Spec Graner sat composed in the courtroom all week as witnesses described how he beat prisoners and forced them to eat from toilets. But outside the courtroom he appeared buoyant and unapologetic for his actions. When asked whether he felt any remorse over the detainees, he replied, “What detainees?” Prosecutors portrayed Spec Graner as a charismatic soldier with a dark side. “The Christian in me knows it is wrong, but the corrections officer in me can't help enjoy seeing a grown man piss himself,” he allegedly told Sergeant Joseph Darby the whistleblower in the scandal while showing him some of the photographs.
The defence got off to a rocky start on Monday, spawning both laughter and scorn in the courtroom, by comparing the horrific image to cheerleaders' gymnastic manoeuvres.
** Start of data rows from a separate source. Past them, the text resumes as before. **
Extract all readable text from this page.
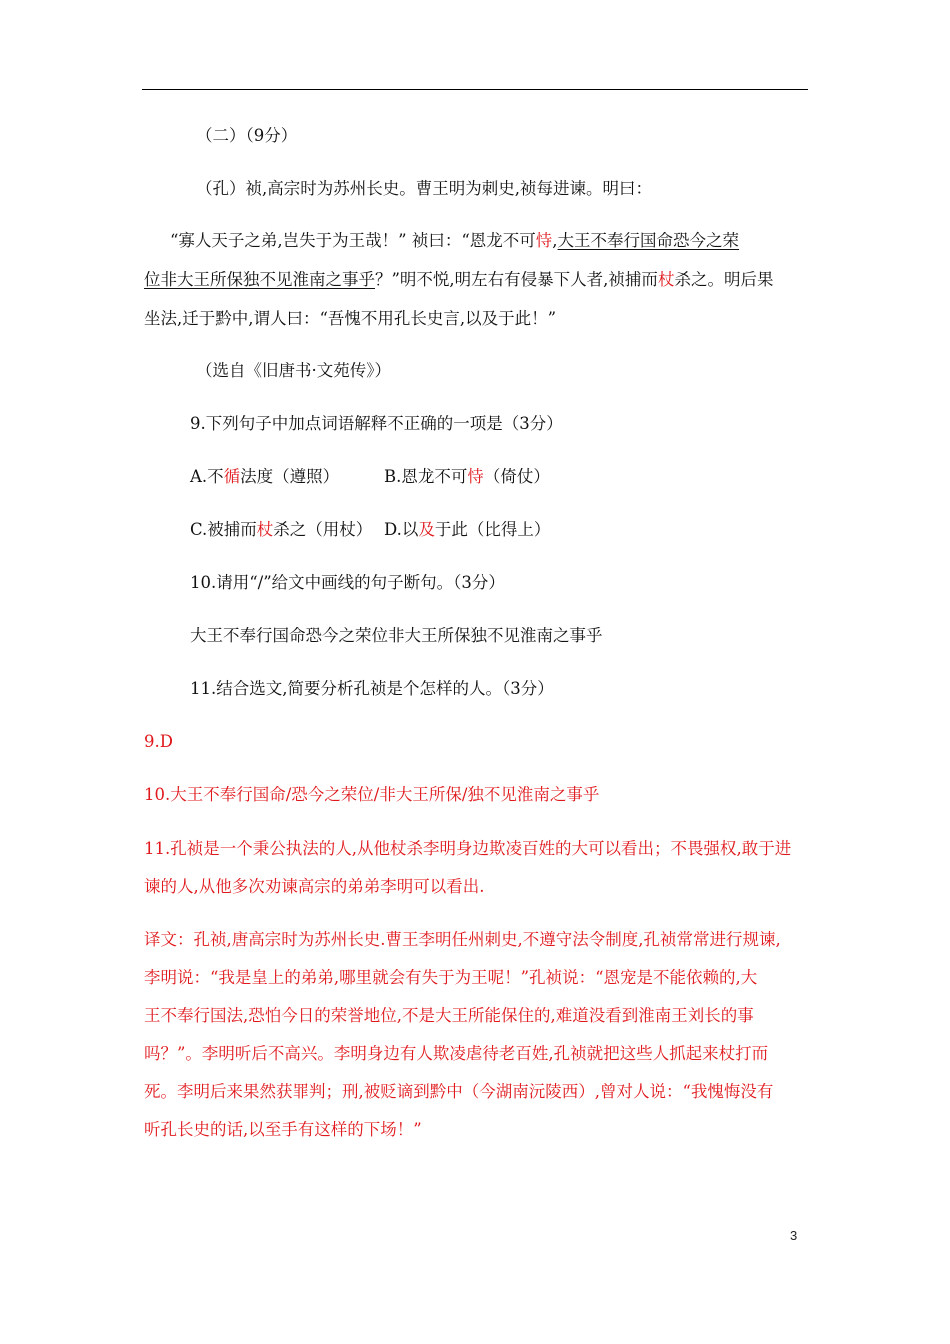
（二）（9分）
（孔）祯,高宗时为苏州长史。曹王明为刺史,祯每进谏。明曰：
“寡人天子之弟,岂失于为王哉！” 祯曰：“恩龙不可恃,大王不奉行国命恐今之荣
位非大王所保独不见淮南之事乎？”明不悦,明左右有侵暴下人者,祯捕而杖杀之。明后果
坐法,迁于黔中,谓人曰：“吾愧不用孔长史言,以及于此！”
（选自《旧唐书·文苑传》）
9.下列句子中加点词语解释不正确的一项是（3分）
A.不循法度（遵照）	B.恩龙不可恃（倚仗）
C.被捕而杖杀之（用杖） D.以及于此（比得上）
10.请用“/”给文中画线的句子断句。（3分）
大王不奉行国命恐今之荣位非大王所保独不见淮南之事乎
11.结合选文,简要分析孔祯是个怎样的人。（3分）
9.D
10.大王不奉行国命/恐今之荣位/非大王所保/独不见淮南之事乎
11.孔祯是一个秉公执法的人,从他杖杀李明身边欺凌百姓的大可以看出；不畏强权,敢于进
谏的人,从他多次劝谏高宗的弟弟李明可以看出.
译文：孔祯,唐高宗时为苏州长史.曹王李明任州刺史,不遵守法令制度,孔祯常常进行规谏,
李明说：“我是皇上的弟弟,哪里就会有失于为王呢！”孔祯说：“恩宠是不能依赖的,大
王不奉行国法,恐怕今日的荣誉地位,不是大王所能保住的,难道没看到淮南王刘长的事
吗？”。李明听后不高兴。李明身边有人欺凌虐待老百姓,孔祯就把这些人抓起来杖打而
死。李明后来果然获罪判；刑,被贬谪到黔中（今湖南沅陵西）,曾对人说：“我愧悔没有
听孔长史的话,以至手有这样的下场！”
3
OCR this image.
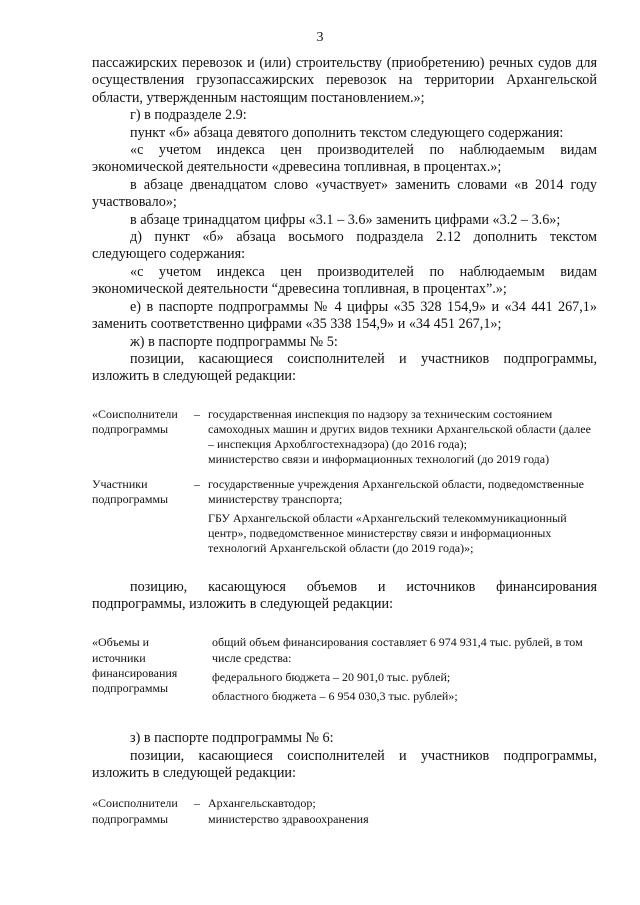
3

пассажирских перевозок и (или) строительству (приобретению) речных судов для осуществления грузопассажирских перевозок на территории Архангельской области, утвержденным настоящим постановлением.»;

г) в подразделе 2.9:

пункт «б» абзаца девятого дополнить текстом следующего содержания:

«с учетом индекса цен производителей по наблюдаемым видам экономической деятельности «древесина топливная, в процентах.»;

в абзаце двенадцатом слово «участвует» заменить словами «в 2014 году участвовало»;

в абзаце тринадцатом цифры «3.1 – 3.6» заменить цифрами «3.2 – 3.6»;

д) пункт «б» абзаца восьмого подраздела 2.12 дополнить текстом следующего содержания:

«с учетом индекса цен производителей по наблюдаемым видам экономической деятельности “древесина топливная, в процентах”.»;

е) в паспорте подпрограммы № 4 цифры «35 328 154,9» и «34 441 267,1» заменить соответственно цифрами «35 338 154,9» и «34 451 267,1»;

ж) в паспорте подпрограммы № 5:

позиции, касающиеся соисполнителей и участников подпрограммы, изложить в следующей редакции:

«Соисполнители подпрограммы
– государственная инспекция по надзору за техническим состоянием самоходных машин и других видов техники Архангельской области (далее – инспекция Архоблгостехнадзора) (до 2016 года);
министерство связи и информационных технологий (до 2019 года)
Участники подпрограммы
– государственные учреждения Архангельской области, подведомственные министерству транспорта;
ГБУ Архангельской области «Архангельский телекоммуникационный центр», подведомственное министерству связи и информационных технологий Архангельской области (до 2019 года)»;

позицию, касающуюся объемов и источников финансирования подпрограммы, изложить в следующей редакции:

«Объемы и источники финансирования подпрограммы
общий объем финансирования составляет 6 974 931,4 тыс. рублей, в том числе средства:
федерального бюджета – 20 901,0 тыс. рублей;
областного бюджета – 6 954 030,3 тыс. рублей»;

з) в паспорте подпрограммы № 6:

позиции, касающиеся соисполнителей и участников подпрограммы, изложить в следующей редакции:

«Соисполнители подпрограммы
– Архангельскавтодор;
министерство здравоохранения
“They were exploiting the cultural differences of this population for valid reasons,” Mr Womack said on Friday. “Sometimes when you make an omelette you have to break some eggs.”
After Mr Womack said placing naked prisoners in a pile had been “ingenious”, Prosecutor Captain Chris Graveline retorted, “Yeah it was creative it was creative abuse.”
One lawyer described as “horrific” Spec Graner's defence team of Mr Womack and Captain Jay Heath, a Harvard- and Georgetown-educated military lawyer. Most of the 11 witnesses called by the defence offered testimony that appeared to strengthen the prosecution's case that Spec Graner was a morally depraved soldier. At one point, Judge James Pohl told Mr Womack to stop telling him what to do.
Megan Ambuhl, who had already pleaded guilty to abusing prisoners, said military intelligence officers sometimes ordered military police to commit abuses, including pointing and laughing at naked showering prisoners. But on cross-examination she admitted having a sexual relationship with Spec Graner, and said she did not want him jailed.
Another defence witness, Roger Brokaw, a former military intelligence officer and interpreter, told the court that interrogators were under pressure to provide a certain number of intelligence reports each week. But he said he was unaware of any pressure placed on military police officers by the interrogators.
While the government won its case, many questions remain unanswered. The defence was successful in portraying a chaotic environment at Abu Ghraib, raising questions about why senior officers have not been charged. “The officers who let it happen were derelict in their duty in that they failed to maintain good order and discipline,” commented retired Rear-Admiral John Hutson, former Navy judge advocate-general who has been a critic of the administration's detention policies.
“As opposed to the few bad apples at the bottom of the barrel, the policymakers in Washington who ‘set the conditions' are the watermelons at the top of the barrel.”